Daha sonraki dönemlerde havkale, "kâinatta cereyan eden her hareket ve değişikliğin tamamen ilâhî iradeye göre gerçekleştiği, varlıklara ait bütün gücün onlara Allah tarafından verildiği" şeklinde daha geniş anlamlı bir terim olarak kullanılmıştır. Buna göre havkale kulun bütün işlerinde Allah'a muhtaç olduğunu, bütün fiillerini Allah'tan aldığı güçle yaptığını ve dolayısıyla her an kulluk şuuru içinde bulunması gerektiğini ifade eden bir kavramdır.
Ebû Musa el-Eş'arî anlatıyor: "Allah Resûlü Hayber'e gazaya giderken ashap bir vadide yüksek sesle tekbir getirmeye baladı. Bunun üzerine Allah Resûlü:
"Yavaş tekbir getiriniz! Çünkü siz ne sağıra dua ediyorsunuz, ne de gaibe sesleniyorsunuz. Muhakkak ki siz, iyi işiten ve size çok yakın olan Allah'a dua ediyorsunuz. O her zaman sizinle beraberdir" buyurdu. Bu sırada ben Allah Resûlü'nün binitinin arkasında idim.
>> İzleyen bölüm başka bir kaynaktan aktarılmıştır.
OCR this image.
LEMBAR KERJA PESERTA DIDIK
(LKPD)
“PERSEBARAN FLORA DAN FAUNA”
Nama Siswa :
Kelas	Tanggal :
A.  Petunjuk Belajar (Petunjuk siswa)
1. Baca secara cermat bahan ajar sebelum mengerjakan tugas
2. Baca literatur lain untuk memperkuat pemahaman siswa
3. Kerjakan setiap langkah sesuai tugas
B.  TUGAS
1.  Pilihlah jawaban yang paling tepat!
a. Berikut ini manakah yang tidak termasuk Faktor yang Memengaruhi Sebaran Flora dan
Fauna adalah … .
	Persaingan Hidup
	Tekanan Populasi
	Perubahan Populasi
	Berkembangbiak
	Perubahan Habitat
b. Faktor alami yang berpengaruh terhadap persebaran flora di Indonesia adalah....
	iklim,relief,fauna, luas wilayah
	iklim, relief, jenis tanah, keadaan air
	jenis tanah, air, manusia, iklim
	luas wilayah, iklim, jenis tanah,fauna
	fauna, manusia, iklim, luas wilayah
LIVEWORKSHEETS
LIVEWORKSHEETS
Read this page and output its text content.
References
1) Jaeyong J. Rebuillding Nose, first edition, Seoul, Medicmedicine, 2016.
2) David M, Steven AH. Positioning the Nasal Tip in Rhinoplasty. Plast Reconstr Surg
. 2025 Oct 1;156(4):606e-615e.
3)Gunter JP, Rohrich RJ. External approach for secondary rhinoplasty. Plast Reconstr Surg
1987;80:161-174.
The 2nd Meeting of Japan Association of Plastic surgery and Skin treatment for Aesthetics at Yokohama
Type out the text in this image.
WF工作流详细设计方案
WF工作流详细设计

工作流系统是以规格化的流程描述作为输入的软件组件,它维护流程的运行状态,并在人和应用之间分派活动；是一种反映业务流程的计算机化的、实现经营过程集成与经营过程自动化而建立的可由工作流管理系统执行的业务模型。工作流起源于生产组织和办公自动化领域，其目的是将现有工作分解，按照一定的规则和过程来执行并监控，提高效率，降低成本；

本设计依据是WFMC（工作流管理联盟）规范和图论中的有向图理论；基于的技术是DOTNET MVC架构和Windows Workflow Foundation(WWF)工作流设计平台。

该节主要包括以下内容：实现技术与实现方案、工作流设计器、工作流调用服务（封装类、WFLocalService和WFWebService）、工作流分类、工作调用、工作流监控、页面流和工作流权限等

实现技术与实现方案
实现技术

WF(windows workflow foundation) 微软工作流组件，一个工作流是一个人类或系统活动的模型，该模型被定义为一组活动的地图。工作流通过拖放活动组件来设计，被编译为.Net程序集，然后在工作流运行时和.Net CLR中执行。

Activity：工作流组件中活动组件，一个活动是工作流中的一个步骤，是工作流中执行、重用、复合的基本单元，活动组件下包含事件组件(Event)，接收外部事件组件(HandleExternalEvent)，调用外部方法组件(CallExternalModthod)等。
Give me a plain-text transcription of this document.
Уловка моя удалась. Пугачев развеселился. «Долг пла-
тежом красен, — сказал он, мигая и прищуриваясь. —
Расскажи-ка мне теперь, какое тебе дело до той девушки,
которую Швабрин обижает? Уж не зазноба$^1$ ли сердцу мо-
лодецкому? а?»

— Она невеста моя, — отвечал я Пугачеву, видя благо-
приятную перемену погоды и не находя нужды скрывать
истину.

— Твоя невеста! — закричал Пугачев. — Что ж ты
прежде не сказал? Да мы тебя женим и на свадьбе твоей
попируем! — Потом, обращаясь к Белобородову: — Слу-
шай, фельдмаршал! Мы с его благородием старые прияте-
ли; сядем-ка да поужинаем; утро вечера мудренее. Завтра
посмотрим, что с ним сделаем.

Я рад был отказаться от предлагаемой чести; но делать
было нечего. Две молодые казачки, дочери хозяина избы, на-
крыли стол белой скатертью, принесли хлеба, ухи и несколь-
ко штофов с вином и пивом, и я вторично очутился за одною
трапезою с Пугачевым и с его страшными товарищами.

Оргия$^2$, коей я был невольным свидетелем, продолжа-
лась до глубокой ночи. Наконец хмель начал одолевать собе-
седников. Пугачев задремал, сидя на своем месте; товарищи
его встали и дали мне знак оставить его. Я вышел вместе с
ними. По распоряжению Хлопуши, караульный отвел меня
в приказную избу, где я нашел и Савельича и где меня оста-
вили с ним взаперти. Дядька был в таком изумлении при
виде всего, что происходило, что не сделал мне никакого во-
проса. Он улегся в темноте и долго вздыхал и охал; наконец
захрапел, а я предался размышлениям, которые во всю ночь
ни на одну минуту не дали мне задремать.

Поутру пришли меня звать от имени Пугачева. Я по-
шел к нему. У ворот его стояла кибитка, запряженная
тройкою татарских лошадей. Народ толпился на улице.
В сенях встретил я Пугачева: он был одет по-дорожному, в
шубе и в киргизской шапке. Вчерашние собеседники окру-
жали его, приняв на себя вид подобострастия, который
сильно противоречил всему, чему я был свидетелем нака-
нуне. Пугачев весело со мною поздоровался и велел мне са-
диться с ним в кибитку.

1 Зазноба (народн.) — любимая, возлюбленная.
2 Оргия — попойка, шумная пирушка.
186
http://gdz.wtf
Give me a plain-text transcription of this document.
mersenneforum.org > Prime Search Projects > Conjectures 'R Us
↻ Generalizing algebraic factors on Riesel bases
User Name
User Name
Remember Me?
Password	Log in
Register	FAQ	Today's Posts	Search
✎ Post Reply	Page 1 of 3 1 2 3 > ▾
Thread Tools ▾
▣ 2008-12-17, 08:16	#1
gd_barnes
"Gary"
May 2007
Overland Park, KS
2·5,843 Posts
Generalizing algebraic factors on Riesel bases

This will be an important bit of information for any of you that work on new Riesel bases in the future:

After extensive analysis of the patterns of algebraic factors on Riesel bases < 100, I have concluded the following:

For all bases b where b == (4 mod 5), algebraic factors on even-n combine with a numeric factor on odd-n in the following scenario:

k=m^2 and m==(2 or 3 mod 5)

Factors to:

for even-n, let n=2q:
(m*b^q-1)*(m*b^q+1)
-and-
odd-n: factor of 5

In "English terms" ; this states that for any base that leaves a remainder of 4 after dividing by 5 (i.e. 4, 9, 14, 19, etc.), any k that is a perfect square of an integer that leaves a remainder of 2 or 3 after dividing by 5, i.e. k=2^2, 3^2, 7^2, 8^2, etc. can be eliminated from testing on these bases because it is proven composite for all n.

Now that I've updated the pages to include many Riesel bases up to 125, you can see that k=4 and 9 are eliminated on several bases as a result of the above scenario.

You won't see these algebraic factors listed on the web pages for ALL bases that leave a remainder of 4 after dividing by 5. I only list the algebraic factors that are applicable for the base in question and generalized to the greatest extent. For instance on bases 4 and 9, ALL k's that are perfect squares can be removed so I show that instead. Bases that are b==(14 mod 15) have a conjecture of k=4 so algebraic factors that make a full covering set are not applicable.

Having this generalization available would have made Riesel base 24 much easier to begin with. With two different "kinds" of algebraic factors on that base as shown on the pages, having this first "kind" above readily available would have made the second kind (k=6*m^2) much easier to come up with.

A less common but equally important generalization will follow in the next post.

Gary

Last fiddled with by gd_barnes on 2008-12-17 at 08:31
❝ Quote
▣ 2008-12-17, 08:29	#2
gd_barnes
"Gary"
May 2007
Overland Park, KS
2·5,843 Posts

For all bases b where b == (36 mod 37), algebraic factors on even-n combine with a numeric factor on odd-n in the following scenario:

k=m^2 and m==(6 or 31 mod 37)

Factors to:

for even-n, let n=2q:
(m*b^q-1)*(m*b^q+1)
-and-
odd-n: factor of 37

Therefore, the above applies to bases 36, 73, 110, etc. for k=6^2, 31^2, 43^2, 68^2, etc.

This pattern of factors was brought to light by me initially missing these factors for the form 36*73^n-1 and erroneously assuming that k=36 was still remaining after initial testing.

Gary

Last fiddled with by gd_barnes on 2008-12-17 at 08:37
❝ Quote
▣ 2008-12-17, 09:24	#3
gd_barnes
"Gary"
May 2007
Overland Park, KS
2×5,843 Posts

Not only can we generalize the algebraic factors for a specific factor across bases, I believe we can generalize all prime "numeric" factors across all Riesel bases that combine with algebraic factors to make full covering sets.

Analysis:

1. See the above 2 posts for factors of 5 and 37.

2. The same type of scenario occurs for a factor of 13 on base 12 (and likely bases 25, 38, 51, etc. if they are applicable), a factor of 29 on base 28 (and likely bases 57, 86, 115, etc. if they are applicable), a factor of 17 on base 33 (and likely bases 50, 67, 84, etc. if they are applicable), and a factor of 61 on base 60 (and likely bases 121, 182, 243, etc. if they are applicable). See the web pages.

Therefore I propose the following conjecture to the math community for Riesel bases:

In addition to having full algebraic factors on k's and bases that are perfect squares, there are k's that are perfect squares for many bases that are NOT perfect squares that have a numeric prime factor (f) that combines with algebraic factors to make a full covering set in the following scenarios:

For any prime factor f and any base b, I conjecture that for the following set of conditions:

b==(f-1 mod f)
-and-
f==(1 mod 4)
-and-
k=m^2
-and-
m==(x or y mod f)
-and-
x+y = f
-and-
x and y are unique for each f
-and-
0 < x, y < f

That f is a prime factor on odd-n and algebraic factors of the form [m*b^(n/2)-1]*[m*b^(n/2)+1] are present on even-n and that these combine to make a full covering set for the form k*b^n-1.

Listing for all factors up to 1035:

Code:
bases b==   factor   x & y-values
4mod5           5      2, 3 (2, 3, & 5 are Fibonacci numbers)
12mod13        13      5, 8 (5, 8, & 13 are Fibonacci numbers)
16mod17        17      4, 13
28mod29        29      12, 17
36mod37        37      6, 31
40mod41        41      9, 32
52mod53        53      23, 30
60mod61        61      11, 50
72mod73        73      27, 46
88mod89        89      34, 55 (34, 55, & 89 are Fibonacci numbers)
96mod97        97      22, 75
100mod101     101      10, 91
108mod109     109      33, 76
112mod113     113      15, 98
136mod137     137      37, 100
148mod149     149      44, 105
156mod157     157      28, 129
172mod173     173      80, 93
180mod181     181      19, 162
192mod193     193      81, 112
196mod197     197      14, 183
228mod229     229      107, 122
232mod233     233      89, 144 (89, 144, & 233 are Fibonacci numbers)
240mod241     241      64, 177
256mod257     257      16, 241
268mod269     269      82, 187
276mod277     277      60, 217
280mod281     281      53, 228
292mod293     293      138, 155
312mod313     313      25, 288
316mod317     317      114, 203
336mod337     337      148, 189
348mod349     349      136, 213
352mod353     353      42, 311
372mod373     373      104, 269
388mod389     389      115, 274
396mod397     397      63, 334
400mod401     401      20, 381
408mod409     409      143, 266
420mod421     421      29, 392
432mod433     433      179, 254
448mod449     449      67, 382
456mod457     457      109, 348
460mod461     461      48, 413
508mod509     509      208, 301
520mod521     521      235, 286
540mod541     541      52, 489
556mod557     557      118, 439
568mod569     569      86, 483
Ben de: "Lâ havle ve lâ kuvvete illâ billâh" demeye başladım. Sesimi işitti ve:
"Ey Abdullah b. Kays!" (Ebû Mûsa el-Eş'arî'nin lakabı) diye seslendi. Ben de:
"Buyur ey Allah'ın Resûlü" dedim. Efendimiz:
"Ey Abdullah, sana Cennet hazinelerinden bir hazine haber vereyim mi?" buyurdu. Ben de:
"Bildir, ey Allah'ın Resûlü; anam-babam sana fedâ olsun!" dedim. Efendimiz:
"O kelime, "Lâ havle ve lâ kuvvete illâ billâh"tır buyurdu."
Evet! Lâ havle ve lâ kuvvete illa billah. Güç ve kuvvet ancak Allah'a mahsustur.